Alice, needing no introduction, lithely danced over to the stool and placed the hat atop her head. "What's the verdict, Cap'n?"
The Hat groaned at the mass of thoughts flitting into his mind. "What is this? It's like a hyperactive chipmunk on steroids. I'm getting attacked by your mind and knowledge. Ahh! Not the future! How can so much be crammed into this tiny head! RAVENCLAW!" he roared in aggravation and head pain. Alice giggled (rather sadistically, he thought) and joined her amazed and awed table. "If that doesn't cause a migraine, I don't know what will," muttered the Hat.
McGonagall then lead Bella to the stool who blushed and stumbled as she placed the Hat on her own head. The Hat gasped in pain and attempted to break free from the confines of Bella's cranium. Edward glared at the Hat in jealousy, wishing he himself could be placed on his beloved's head to hear her impressive thoughts. However, the Hat would not wish the pain of being inside of the brunette's head on anyone. "Oh my God! This is torture! This is worse than being set on fire by Voldemort! Oh the agony! Horror! Despair! Anguish! Just...go with that Cedric Diggory wannabe. HUFFLEPUFF!"
"Yeah! Woo!
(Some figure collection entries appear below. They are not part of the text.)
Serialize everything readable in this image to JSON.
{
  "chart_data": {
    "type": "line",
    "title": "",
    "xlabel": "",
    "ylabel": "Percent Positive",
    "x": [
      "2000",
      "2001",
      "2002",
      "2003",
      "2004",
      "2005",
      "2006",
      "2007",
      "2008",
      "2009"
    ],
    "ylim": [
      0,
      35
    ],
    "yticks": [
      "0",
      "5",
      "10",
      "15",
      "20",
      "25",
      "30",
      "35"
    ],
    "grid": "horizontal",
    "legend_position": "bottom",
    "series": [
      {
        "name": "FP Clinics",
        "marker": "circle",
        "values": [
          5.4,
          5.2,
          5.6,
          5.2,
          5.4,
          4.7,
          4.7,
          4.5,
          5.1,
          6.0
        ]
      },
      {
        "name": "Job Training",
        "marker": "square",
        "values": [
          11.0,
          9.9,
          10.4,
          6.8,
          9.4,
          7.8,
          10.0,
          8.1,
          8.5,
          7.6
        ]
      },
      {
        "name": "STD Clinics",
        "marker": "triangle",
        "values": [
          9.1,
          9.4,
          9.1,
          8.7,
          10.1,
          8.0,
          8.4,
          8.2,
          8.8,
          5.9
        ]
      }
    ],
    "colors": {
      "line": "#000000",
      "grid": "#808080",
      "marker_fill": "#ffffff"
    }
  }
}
That's right, bitches!" Edward cheered while everyone else in the hall remained silent, especially the Hufflepuffs who were staring on in shame at getting stuck with the brain-dead chick.
Jasper was the last one and he gracefully strolled to the stool, placing the Hat on his head. The Hat hummed in thought and slowly, a smile appeared on his wrinkled face. "Finally," he murmured. "Someone worthy. You have had a complicated history, my friend. You have been heroic and stared in the face of adversity. You are truly noble!"
Jasper stared on, face expressionless. "Yes," sighed the Hat. "Can you just stay here for eternity?" he breathed. But Jasper waited patiently and silently for the Hat to speak. "Fine, fine. GRYFFINDOR!"
Jasper went to join Emmett at the table. "I love you," whispered the Hat. "Don't leave me!"
"What?" Jasper asked, turning around.
"N-nothing!" stammered the Hat and then it went immobile, happy that the sorting was over. For the rest of his days, he would long for Jasper Hale.
"Can we PLEASE eat now!" Ron Weasley yelled, inches away from eating the table cloth. Food magically appeared for them and he stuffed his entire head into a plate of chicken. The sight totally turned Hermione on.